According to the Bank of Korea Governor, South Korea must prepare for slower economic growth in the years ahead as it deals with heightened economic uncertainty at home and abroad. The Korean central bank trimmed its economic forecast for this year to growth of 3.5 percent, from 3.7 percent, citing the global downturn and weak domestic demand while the Korea Institute of Finance (KIF) cut its outlook for 2012 from 3.7 per cent to 3.4 per cent. The government is maintaining its 3.7 per cent growth projection for 2012. The Organization for Economic Cooperation and Development (OECD) lowered on its 2012 economic growth outlook for South Korea to 3.3 percent from an earlier estimate of 3.5 per cent amid lingering uncertainties at home and abroad. The outlook downgrade came after local think tanks and the country’s central bank lowered their growth outlook recently. The economy is likely to pick up to 4.25 per cent in 2013.
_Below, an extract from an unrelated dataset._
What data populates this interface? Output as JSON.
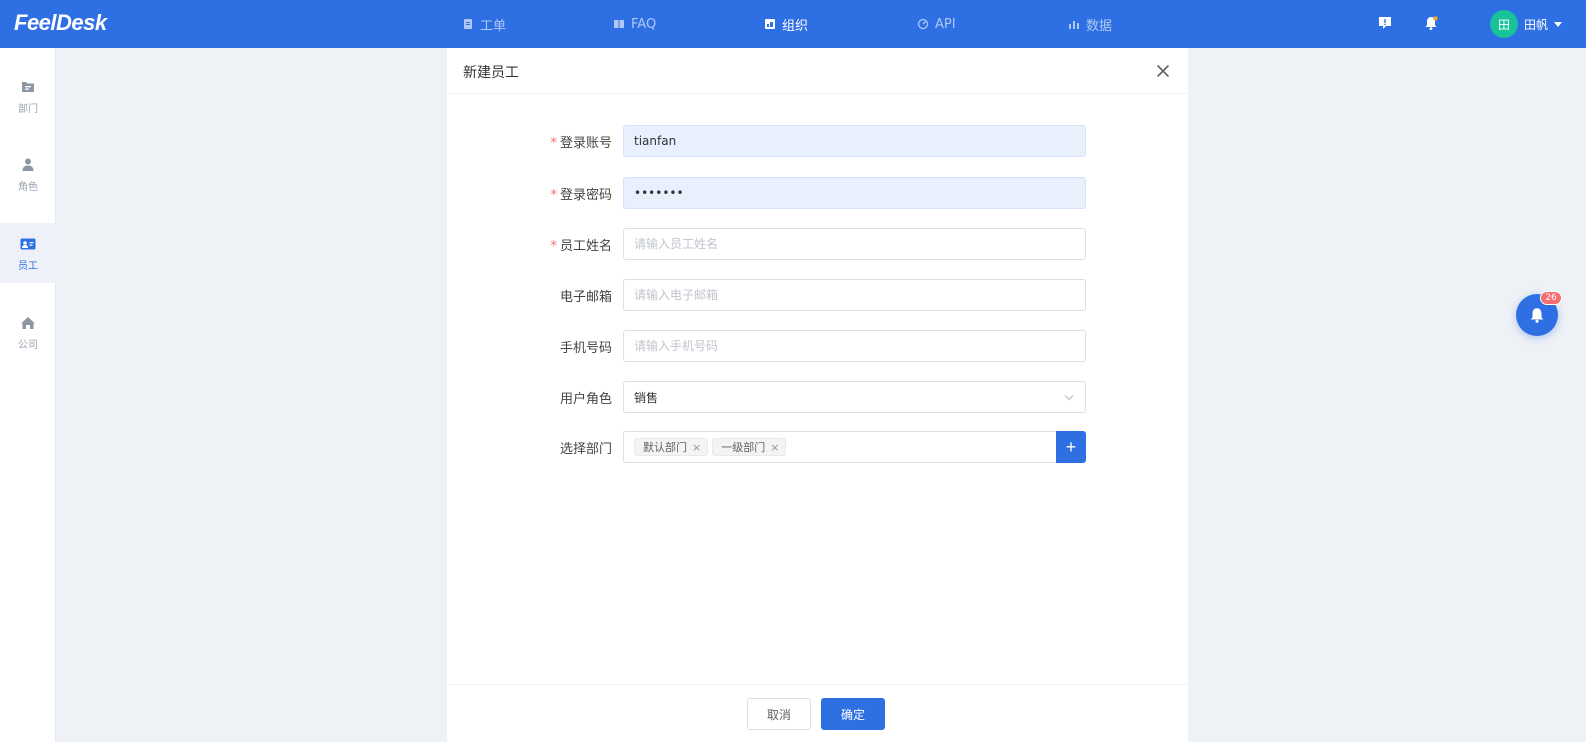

Consumer prices will remain high throughout the year due to rising crude oil and food prices, which could squeeze private consumption and subsequently have an adverse effect on domestic demand. Last year, the nation’s consumer prices jumped 4 per cent from a year earlier.

The consumer price inflation is officially expected at 2.6 per cent in 2012 due to the economic slowdown and policy effects such as the government’s support for childcare fees. The headline inflation was forecast to rise to 2.8 percent in 2013 amid the faster growth of the economy. For this year, private economists expect consumer prices to go up 3.2 per cent. The outlook for jobless rate was set at 3.4 percent in 2012 and 3.3 per cent in 2013.

South Korea’s trade balance posted a surplus of $2.15 billion in April as reducing exports were offset by falling imports. In the first four months of this year, the surplus amounted to $3.82bn. Exports, which account for more than 50 percent of the economy, contracted 4.7 percent on-year to $46.24bn in April, while imports fell 0.2 percent to $44.11bn over the cited period. Exports were projected to expand 7.1 percent in 2012 due to the global economic slowdown, but forecast to advance 10.7 percent in 2013 due to the global economic recovery.

The expected weakening of the global economy stemming from deterioration in the euro area was cited by the OECD as a major external risk factor to the South Korean economy.

The negative growth was also attributed to continued reduction in exports to Europe and declining outbound shipments of ships and telecommunication devices. A fall in working days stemming from general election last month also contributed to April’s weak exports.

Imports edged down last month as strong demand for energy was offset by weak demand for other commodities, capital goods and consumer goods. The ministry warned that the nation’s trade surplus may decline due to external uncertainties and high oil prices, delayed resolution of Europe’s debt problems, economic slowdown in China, depreciating Japanese yen and high Crude Oil prices.

South Korea’s short-term external debt edged up during the first quarter on foreign purchases of domestic bonds, although it fell as a percentage of total external debt and foreign reserves. Short-term external debt rose to $136.3 billion at the end of March from $136.1 billion three months before. The ratio of short-term external debt to foreign reserves fell to 43.1 per cent, the lowest in nearly six years, from 44.4 per cent in December. The ratio has fallen sharply from 79.1 percent in mid-2008. The ratio of short-term external debt to total external debt owed by South Korea fell to a 12-year low of 33.1 per cent in March from 34.2 per cent at the end of 2011. The nation’s household debts topped $770.88 billion as of the end of 2011.